Шрифт:
Закладка:
– Так вы, значит, здесь вдвоем? – поспешила сменить тему разговора Хейзел.
Бити кивнул.
– Он налоговый агент, – сказал Кип. – Разорил сотни людей и приехал сюда замаливать грехи.
– Ну, это не так уж и плохо, – вступилась за Бити Хейзел.
– Почему? – требовательно спросил Кип.
– Ну, ведь они все еще живы.
– Без денег?! – мальчишка рассмеялся. – Мама сказала, что это хуже, чем смерть!
– Кип! – одернул его отец.
– Она ушла из-за тебя! – закричал он. – Ненавижу тебя!
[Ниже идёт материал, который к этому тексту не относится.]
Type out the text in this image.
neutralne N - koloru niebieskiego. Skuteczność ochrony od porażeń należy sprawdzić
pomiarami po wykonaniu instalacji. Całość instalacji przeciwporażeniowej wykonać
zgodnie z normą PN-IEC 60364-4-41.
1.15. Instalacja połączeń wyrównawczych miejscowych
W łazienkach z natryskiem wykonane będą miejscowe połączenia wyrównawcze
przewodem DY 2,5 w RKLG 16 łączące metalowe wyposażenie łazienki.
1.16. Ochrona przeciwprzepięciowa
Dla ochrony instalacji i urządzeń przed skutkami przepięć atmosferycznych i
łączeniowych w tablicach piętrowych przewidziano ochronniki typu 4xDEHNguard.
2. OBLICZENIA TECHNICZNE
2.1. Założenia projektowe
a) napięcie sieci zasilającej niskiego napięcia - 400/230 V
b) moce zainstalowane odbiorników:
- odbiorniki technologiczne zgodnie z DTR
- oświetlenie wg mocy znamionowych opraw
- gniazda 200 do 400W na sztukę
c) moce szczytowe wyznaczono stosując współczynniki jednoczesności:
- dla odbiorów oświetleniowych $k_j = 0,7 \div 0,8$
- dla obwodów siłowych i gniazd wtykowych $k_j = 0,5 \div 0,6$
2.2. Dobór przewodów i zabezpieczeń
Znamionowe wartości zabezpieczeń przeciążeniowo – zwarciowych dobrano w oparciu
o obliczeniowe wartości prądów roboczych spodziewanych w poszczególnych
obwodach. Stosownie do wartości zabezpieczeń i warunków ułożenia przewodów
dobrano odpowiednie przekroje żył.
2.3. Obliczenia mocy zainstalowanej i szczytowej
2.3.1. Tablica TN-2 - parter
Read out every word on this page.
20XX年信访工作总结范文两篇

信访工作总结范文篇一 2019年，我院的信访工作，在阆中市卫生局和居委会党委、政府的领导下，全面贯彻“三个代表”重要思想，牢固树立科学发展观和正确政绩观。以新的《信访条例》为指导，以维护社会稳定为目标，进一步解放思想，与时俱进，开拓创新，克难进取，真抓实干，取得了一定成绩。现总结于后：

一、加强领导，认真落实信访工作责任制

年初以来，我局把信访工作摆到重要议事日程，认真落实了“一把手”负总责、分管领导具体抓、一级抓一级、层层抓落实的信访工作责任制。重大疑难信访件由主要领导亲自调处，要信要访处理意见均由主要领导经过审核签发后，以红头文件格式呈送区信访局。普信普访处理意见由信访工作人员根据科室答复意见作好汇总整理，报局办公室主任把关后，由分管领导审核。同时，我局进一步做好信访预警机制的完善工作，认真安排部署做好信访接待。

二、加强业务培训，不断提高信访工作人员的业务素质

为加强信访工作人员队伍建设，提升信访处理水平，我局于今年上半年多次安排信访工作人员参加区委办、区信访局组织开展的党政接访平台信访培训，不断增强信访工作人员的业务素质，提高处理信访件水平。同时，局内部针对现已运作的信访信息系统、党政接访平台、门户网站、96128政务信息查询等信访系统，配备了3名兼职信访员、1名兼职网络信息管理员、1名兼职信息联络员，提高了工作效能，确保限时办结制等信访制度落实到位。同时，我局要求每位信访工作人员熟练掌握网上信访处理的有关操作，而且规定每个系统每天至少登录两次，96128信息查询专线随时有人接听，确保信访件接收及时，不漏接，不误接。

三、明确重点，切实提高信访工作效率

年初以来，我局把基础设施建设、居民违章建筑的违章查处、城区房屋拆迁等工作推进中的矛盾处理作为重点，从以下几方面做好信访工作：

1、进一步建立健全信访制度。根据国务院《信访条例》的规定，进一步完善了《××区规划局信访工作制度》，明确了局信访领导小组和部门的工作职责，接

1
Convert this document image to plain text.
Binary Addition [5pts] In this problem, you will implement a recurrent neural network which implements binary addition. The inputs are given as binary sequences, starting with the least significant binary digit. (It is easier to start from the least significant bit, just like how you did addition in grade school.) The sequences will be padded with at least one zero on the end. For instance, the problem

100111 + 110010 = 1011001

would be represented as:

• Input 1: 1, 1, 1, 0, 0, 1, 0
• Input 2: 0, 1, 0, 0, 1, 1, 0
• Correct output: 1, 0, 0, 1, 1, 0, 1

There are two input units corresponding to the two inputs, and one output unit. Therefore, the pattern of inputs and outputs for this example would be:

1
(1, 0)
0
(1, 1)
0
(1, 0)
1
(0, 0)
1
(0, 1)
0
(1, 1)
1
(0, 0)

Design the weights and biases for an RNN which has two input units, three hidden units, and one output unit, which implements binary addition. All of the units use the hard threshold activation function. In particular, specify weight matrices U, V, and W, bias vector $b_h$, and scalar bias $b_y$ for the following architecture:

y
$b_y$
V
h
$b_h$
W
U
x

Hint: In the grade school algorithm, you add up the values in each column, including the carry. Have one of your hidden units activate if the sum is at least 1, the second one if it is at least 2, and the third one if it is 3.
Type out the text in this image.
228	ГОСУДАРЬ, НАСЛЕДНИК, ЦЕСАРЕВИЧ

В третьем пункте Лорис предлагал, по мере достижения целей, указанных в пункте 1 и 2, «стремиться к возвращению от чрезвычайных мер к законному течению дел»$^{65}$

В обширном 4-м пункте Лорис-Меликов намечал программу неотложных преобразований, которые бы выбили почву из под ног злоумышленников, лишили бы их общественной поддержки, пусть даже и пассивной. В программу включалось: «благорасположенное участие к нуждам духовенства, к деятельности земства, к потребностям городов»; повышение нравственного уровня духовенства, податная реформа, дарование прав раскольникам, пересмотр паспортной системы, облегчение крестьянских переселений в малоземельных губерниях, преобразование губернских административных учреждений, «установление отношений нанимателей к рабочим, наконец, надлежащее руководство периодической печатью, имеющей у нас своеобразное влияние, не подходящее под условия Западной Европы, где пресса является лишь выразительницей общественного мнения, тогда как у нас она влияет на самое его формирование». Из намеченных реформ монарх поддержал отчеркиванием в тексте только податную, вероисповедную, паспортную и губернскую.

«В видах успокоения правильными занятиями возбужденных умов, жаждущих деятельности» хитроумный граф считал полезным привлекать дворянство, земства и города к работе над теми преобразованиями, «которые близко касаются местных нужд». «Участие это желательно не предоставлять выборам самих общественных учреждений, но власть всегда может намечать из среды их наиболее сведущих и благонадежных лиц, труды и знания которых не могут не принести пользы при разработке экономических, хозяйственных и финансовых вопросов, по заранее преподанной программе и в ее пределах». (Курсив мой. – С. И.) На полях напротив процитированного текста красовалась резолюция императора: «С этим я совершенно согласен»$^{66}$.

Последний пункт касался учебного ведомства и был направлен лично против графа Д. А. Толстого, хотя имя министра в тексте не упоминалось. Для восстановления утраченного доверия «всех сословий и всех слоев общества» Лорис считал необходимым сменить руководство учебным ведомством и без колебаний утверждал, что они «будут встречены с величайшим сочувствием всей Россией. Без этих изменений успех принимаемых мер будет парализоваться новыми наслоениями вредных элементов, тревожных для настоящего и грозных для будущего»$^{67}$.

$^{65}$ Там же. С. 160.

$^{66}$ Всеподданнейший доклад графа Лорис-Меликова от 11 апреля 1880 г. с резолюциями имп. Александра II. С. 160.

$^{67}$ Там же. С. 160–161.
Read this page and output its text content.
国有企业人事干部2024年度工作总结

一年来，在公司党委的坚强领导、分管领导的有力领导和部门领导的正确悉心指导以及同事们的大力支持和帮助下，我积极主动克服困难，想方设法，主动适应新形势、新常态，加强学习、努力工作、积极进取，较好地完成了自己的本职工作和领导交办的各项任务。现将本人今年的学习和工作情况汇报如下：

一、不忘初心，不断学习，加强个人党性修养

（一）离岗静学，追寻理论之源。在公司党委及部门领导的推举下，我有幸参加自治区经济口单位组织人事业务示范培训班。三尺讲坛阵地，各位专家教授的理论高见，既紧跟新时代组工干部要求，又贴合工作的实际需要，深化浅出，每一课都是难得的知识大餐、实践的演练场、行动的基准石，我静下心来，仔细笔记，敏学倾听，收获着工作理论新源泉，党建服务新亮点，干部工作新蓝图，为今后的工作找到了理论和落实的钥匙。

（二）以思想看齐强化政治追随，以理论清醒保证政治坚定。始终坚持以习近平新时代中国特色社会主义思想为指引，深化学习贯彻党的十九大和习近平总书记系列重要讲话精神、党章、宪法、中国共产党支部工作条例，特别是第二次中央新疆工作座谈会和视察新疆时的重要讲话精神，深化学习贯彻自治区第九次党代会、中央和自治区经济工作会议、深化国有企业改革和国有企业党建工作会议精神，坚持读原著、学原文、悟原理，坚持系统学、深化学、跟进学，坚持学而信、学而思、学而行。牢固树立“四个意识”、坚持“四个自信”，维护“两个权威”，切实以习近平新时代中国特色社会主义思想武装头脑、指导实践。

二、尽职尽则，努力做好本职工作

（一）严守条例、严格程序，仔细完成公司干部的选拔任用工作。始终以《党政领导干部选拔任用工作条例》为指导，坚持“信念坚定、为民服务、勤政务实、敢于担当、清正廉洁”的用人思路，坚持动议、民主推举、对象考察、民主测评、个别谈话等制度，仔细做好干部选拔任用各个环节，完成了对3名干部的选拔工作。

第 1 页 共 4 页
Слышишь?! Ненавижу! – мальчишка ударил Бити в бедро и, развернувшись, деловито зашагал прочь.
– Он лучше, чем кажется, – вступился за него отец. Хейзел кивнула. – А его мать… Наверное, она ушла, потому что хотела уйти, – Бити тяжело вздохнул. – Сначала говорила, что хочет денег, потом, когда я позволил ей купаться в деньгах, сказала, что ей не нужна эта грязь. Боюсь, некоторые люди просто не созданы быть рядом с нами.
– Или же мы просто не способны понять их, – сказала Хейзел, вспоминая Квинта.
* * *
Дверь в номер была закрыта, и Хейзел долго барабанила по ней кулаком, пытаясь докричаться до мужа.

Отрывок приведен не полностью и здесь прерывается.